Club-k - É um número insignificante...

MJ - Nem pensar. São muito mais que pensas. O senhor vai verificar hoje que a LIMA não é um punhado de mulheres.

 

Club-k - Mais quantos militantes tem, neste exacto momento, a LIMA?

MJ - Neste momento não lhe vou dizer exactamente o número, porque conforme sabe nós estamos num processo de recenseamento de novos efectivos. Por isso, não lhe vou adiantar para não errar.

 

Club-k - Mudando outra vez de assunto, para quando o próximo congresso da LIMA, uma vez que o seu mandato está prestes a findar, segundo os vossos estatutos?

MJ - Com certeza. O senhor sabe que a reunião da Comissão Política vai definir todos os parâmetros em termos do congresso do partido e consequentemente da LIMA. Porque, normalmente o congresso da LIMA vem depois do congresso do partido, nesta altura nós anunciaremos.

 

Club-k - A senhora voltará a concorrer para a sua reeleição... ?
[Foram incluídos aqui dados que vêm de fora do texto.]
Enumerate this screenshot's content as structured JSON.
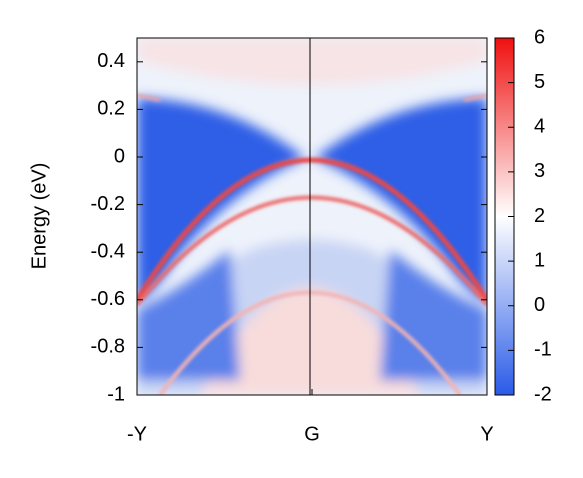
{
  "chart_data": {
    "type": "heatmap",
    "ylabel": "Energy (eV)",
    "categories": [
      "-Y",
      "G",
      "Y"
    ],
    "ylim": [
      -1,
      0.5
    ],
    "yticks": [
      -1,
      -0.8,
      -0.6,
      -0.4,
      -0.2,
      0,
      0.2,
      0.4
    ],
    "clim": [
      -2,
      6
    ],
    "cticks": [
      -2,
      -1,
      0,
      1,
      2,
      3,
      4,
      5,
      6
    ],
    "colormap": [
      "#2a5be8",
      "#ffffff",
      "#f01010"
    ]
  }
}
MJ - Oportunamente o senhor saberá.

 

Club-k - Quer dizer que é um sim?

MJ - Não estou afirmar. Simplesmente estou a dizer que, oportunamente saberás o que se vai passar sobre o congresso da LIMA.

 

Club-k - A senhora esta preparada para abandonar a cadeira do presidente e ficar com uma simples militante de base?

MJ - Com certeza. Se estou preparada? Sim! Então isso não é democracia? É democracia... (risos). Mas porque que não estou preparada se a LIMA não é só a Miraldina. A LIMA tem muitos quadros capazes e, ao longo destes anos que estive a frente da LIMA outros quadros foram se capacitando. Digo isso com muito orgulho que a LIMA não é só a Miraldina, a LIMA tem muitos membros capazes de estar a frente da organização.

 

Club-k - Qual será o papel da LIMA nas próximas eleições?

MJ - O nosso papel será de consciencializar as mulheres para participarem no processo eleitoral. Nós sabemos que as mulheres são a maioria na nossa sociedade, e achamos que as mulheres da LIMA devem envolver-se activamente para podermos salvaguardar o voto.

E também, para que possamos minimizar a fraude. Porque sempre que há eleições, há fraude. É preciso salvaguardar isso, para que seja um processo transparente. Então é preciso envolvimento de toda a gente. Penso que, as mulheres podem desempenhar um papel muito importante neste sentido, através das suas presenças nas assembleias de votos como fiscais.